The present invention relates to cutoff knives for use in cutting material (e.g., corrugated material). Corrugated material flows out of a corrugator as a continuous sheet (i.e., a web). The web is typically 8 to 9 feet wide and is moving at approximately 1000 feet per minute. The continuous web is cut into individual sheets by a machine that utilizes counter-rotating cutoff knives.
Early conventional knives had straight edges that contacted each other while cutting the web of material. The constant impacting of the knives with each other resulted in excessive knife and equipment wear. Past attempts at improving the life of the knives included lubricating the knives with oil. However, getting oil on the web of material presented a cleanliness issue, especially for food applications. As such, utilizing lubricant to reduce wear of the knives is not an attractive option for many applications. In an attempt to improve the cut quality, a serrated edge on one blade was used to cut against a standard straight edge. This reduced the creation of long thin strips of paper resulting from a double cut of the inner flute material (i.e., angel hair).
Later conventional cutoff knife designs utilized serrated knives that did not physically contact each other while cutting the web of corrugated material. In the cutoff knife industry, these knives have been referred to as “non-contact knives.” The knives were aligned in such a manner that the serration tooth of one knife passed through the valley in the serration of the other knife. Utilizing non-contact knives successfully cut the web of material without the use of lubrication, and since the knives were not contacting each other, it also significantly reduced the wear on the knives and the equipment. However, as explained in detail below, these conventional serrated non-contact knives were unable to achieve a clean cut in many cases.
With reference to FIG. 2, a pair of conventional serrated cutoff knives 10A, 10B is illustrated with the knives 10A, 10B intermeshed.

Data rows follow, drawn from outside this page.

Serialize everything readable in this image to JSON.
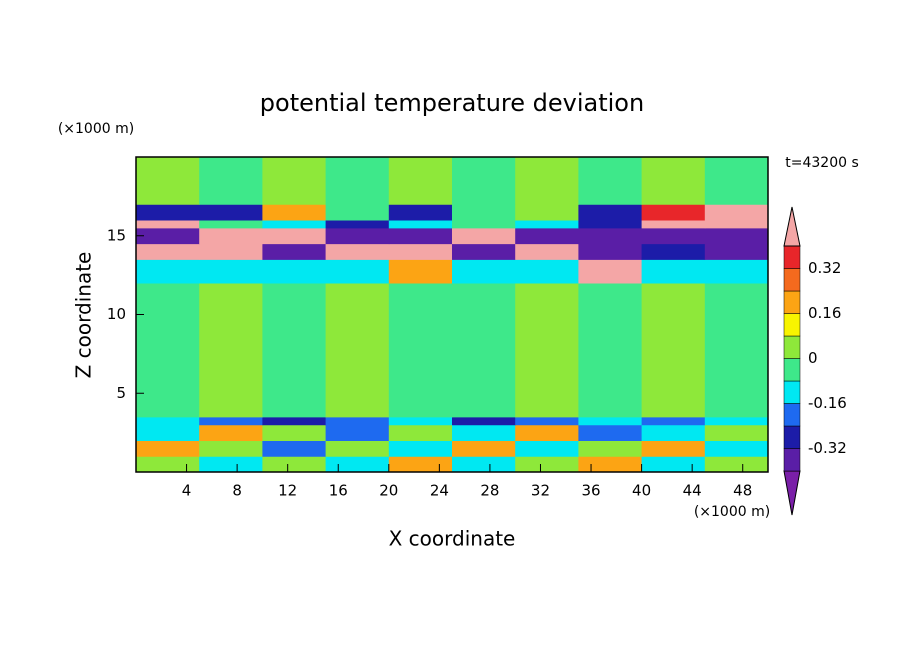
{
  "chart_data": {
    "type": "contour",
    "title": "potential temperature deviation",
    "x_label": "X coordinate",
    "y_label": "Z coordinate",
    "x_unit": "(×1000 m)",
    "y_unit": "(×1000 m)",
    "time_label": "t=43200 s",
    "xlim": [
      0,
      50
    ],
    "ylim": [
      0,
      20
    ],
    "xticks": [
      4,
      8,
      12,
      16,
      20,
      24,
      28,
      32,
      36,
      40,
      44,
      48
    ],
    "yticks": [
      5,
      10,
      15
    ],
    "x_edges": [
      0,
      5,
      10,
      15,
      20,
      25,
      30,
      35,
      40,
      45,
      50
    ],
    "z_edges": [
      0,
      1,
      2,
      3,
      3.5,
      12,
      13.5,
      14.5,
      15.5,
      16,
      17,
      20
    ],
    "z": [
      [
        0.04,
        -0.12,
        0.04,
        -0.12,
        0.2,
        -0.12,
        0.04,
        0.2,
        -0.12,
        0.04
      ],
      [
        0.2,
        0.04,
        -0.2,
        0.04,
        -0.12,
        0.2,
        -0.12,
        0.04,
        0.2,
        -0.12
      ],
      [
        -0.12,
        0.2,
        0.04,
        -0.2,
        0.04,
        -0.12,
        0.2,
        -0.2,
        -0.12,
        0.04
      ],
      [
        -0.12,
        -0.2,
        -0.28,
        -0.2,
        -0.12,
        -0.28,
        -0.2,
        -0.12,
        -0.2,
        -0.12
      ],
      [
        -0.04,
        0.04,
        -0.04,
        0.04,
        -0.04,
        -0.04,
        0.04,
        -0.04,
        0.04,
        -0.04
      ],
      [
        -0.12,
        -0.12,
        -0.12,
        -0.12,
        0.2,
        -0.12,
        -0.12,
        0.45,
        -0.12,
        -0.12
      ],
      [
        0.45,
        0.45,
        -0.36,
        0.45,
        0.45,
        -0.36,
        0.45,
        -0.36,
        -0.28,
        -0.36
      ],
      [
        -0.36,
        0.45,
        0.45,
        -0.36,
        -0.36,
        0.45,
        -0.36,
        -0.36,
        -0.36,
        -0.36
      ],
      [
        0.45,
        -0.04,
        -0.12,
        -0.28,
        -0.12,
        -0.04,
        -0.12,
        -0.28,
        0.45,
        0.45
      ],
      [
        -0.28,
        -0.28,
        0.2,
        -0.04,
        -0.28,
        -0.04,
        0.04,
        -0.28,
        0.36,
        0.45
      ],
      [
        0.04,
        -0.04,
        0.04,
        -0.04,
        0.04,
        -0.04,
        0.04,
        -0.04,
        0.04,
        -0.04
      ]
    ],
    "levels": [
      -0.4,
      -0.32,
      -0.24,
      -0.16,
      -0.08,
      0,
      0.08,
      0.16,
      0.24,
      0.32,
      0.4
    ],
    "colors": [
      "#7a1fa8",
      "#5a1ea6",
      "#1c1ca8",
      "#1e6af0",
      "#00e8f2",
      "#3ee88a",
      "#8ee83a",
      "#f8f400",
      "#fca414",
      "#f46a1e",
      "#e8262a",
      "#f4a6a6"
    ],
    "colorbar_ticks": [
      0.32,
      0.16,
      0,
      -0.16,
      -0.32
    ]
  }
}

Each of the knives 10A, 10B has a serration 14 that includes a plurality of teeth 18 defined between valleys 22. Due to the method used in grinding the serration 14 into the knives 10A, 10B, the serration valleys 22 have a large radius and the teeth 18 have a flat tip 20. The mating of the tooth 18 of one knife 10A into the radiused valley 22 of the opposing knife 10B results in a variable gap 26 formed between the two knives 10A, 10B. The gap 26 includes a first clearance 30 at the tooth 18 side that is larger than a second clearance 34 at the tooth tip 20. Since a varying clearance gap 26 exists between the cutting edges of the knives 10A, 10B, the cut of corrugated material is not clean and results in fibers being pulled instead of cut. This created a “fuzzy” edge on the cut corrugated material that is a common problem referred to as “fiber pull.” The cutting quality becomes even more of a problem when the cutoff knives in FIG. 2 are utilized in a corrugated material application that requires reinforcement tape. In these instances, the reinforcement tape, which is made up of fibers and adhesive, does not cut cleanly due to the variable clearance gap 26 formed by the intermeshed serrations 14.
With reference to FIG. 3, another pair of conventional serrated cutoff knives 50A, 50B is illustrated with the knives 50A, 50B intermeshed. Each of the knives 50A, 50B has a serration 54 that includes a plurality of teeth 58 defined between valleys 62. Each tooth 58 includes a flat apex 66 while the valleys 62 include a radius. The mating of the flat tooth 58 of one knife 50A into the radiused valley 62 of the opposing knife 50B results in a variable gap 70 formed between the two knives 50A, 50B. When the conventional serrated cutoff knives 50A, 50B are mated together, the large flat 66 defines a first clearance 74 that is larger than a second clearance 78 at the tooth 58 side. While the knives of FIG. 3 allow for a smaller clearance along the tooth 58 sides than the knives of FIG. 2 (i.e., clearance 78 of FIG. 3 is smaller than clearance 30 of FIG. 2), there is still a large clearance 74 between the tooth flat 66 and the radiused valley 62. As such, since a varying clearance gap 70 exists between the cutting edges of the knives 50A, 50B, the cut of corrugated material is not clean and results in fibers being pulled instead of cut.